“The construction of a single wall involved 70 different contractors, the majority of whom had no constructor’s trade licence, in circumstances which disregarded the increased costs and complexity that the use of multiple contractors would inevitably entail, which would inevitably put at risk any desire to get the works completed at speed, as those involved including the Minister Hon Myron Walwyn well knew,” the report detailed.
-Walwayn personally hired 70 different contractors
-Majority of the contractors had no constructor’s trade license
-Relevant procurement provisions were avoided
-Matters were artificially manipulated to avoid Cabinet involvement
-Walwyn chose the 70 contractors from a book of people he kept for the purpose
-Contractors selected shortly before an election had to be called
The report detailed that relevant procurement provisions were avoided. It said in respect of Phase 1 of the project, matters were artificially manipulated so that Cabinet involvement was not required and the major contract procurement provisions did not apply to a project which was, on any view, valued at over $100,000.

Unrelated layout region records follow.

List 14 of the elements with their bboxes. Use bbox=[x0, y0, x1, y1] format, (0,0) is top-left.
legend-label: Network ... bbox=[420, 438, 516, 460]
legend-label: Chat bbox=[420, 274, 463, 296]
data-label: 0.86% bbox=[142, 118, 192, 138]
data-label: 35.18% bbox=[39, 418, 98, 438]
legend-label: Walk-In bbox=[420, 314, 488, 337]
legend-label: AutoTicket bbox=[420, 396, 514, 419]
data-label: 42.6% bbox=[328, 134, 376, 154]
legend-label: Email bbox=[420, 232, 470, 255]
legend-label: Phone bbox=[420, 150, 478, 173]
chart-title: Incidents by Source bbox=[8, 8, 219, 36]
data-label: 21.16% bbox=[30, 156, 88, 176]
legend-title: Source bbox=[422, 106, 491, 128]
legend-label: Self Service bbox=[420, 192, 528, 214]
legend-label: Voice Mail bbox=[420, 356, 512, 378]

The Commissioner in his findings added that the 70 different contractors hired by Walwyn were personally chosen as detailed in the report.
“The contractors were personally chosen by Mr Walwyn. Where (as here) there has been no tender process, regulation 181 of the PFMR requires BVI Government bodies to obtain a list of pre-qualified contractors from the MoF for procurement services and construction works.”
The report details that in relation to the project, there was no evidence of any reference to such a list, or of any effort to consult with the Ministry of Finance, or any other agency on the selection or eligibility of contractors.
“Mr Walwyn chose the 70 contractors from a book of people he kept for the purpose. The practice of not requiring those who were awarded works orders to produce required documents meant that there was little if any 'vetting'.”
Pointing to the Auditor General (AG), Sonia M. Webster’s report it said, “This process is contrary to best practices and contributes to a culture where contractors expect gratuitous public contracts from political representatives without due regard to fairness, transparency and proficiency in the selection process,”
The AG in her report added, “The subjective manner with which contractors were selected and assigned introduces issues of inappropriate political influence into the procurement process”.
Commissioner Hickinbottom said that based on the AG’s finding, it seems there is considerable force in those observations.
The CoI report also pointed out that the personal hiring without proper procedure could be an example of political particularism.
“There was a general election in the BVI in 2015. In response to the suggestion that he had a deliberate and improper political motive for his decisions as to the manner in which this project was implemented and the contractors selected, Mr Walwyn said that, as the administration was not sworn into office for a four-year term until December 2011, an election did not have to be called until December 2015 and could consequently take place as late as early 2016.”
The report continued, “The Premier Dr the Hon Orlando Smith in fact announced an election on 8 June 2015: no one (and certainly not Mr Walwyn) knew of the proposed election date until then, after this project was well underway. Mr Walwyn submitted that, in these circumstances, it would be impossible to conclude that the manner in which these contracts were issued and distributed had any political motive.”
The Commissioner made a point that an election had to take place before February 2016, and these contracts were issued in 2015 and due to be executed in the period to September 2015 which shows temporal association.
He however added, “On the evidence before me, I cannot positively find that the decisions taken by Mr Walwyn were made, even in part, as a potential political inducement to prospective voters.’
CoI Commissioner Hickinbottom noted that Mr Walwyn; however, has failed to provide any satisfactory explanation for the quite extraordinary course he adopted to hire 70 contractors, knowing that it would cause expenditure of public money in excess of that needed to individuals with the right to vote.
“It was, in fact, shortly before an election had to be called. Consequently, on all the evidence, I am satisfied that, in expending public money, factors other than those of the public interest may have been taken into account; and, therefore, there is here information that serious dishonesty in relation to elected public officials may have taken place,” the report said.
The Commissioner in his findings added that the 70 different contractors hired by Walwyn, were personally chosen as detailed in the report.
The AG in her report said, 'The subjective manner with which contractors were selected and assigned introduces issues of inappropriate political influence into the procurement process'. Commissioner Hickinbottom added that based on the AG’s finding, seems that there is considerable force in those observations.
In her report, the AG noted that there was “no value for money, workers being paid for which was not done,” and blatant violations of the law, in particular the “Public Finance Management Regulations.”
Commissioner Gary R. Hickinbottom says ‘serious dishonesty’ in relation to elected public officials may have taken place with Walwayn and the ESHS Wall Project.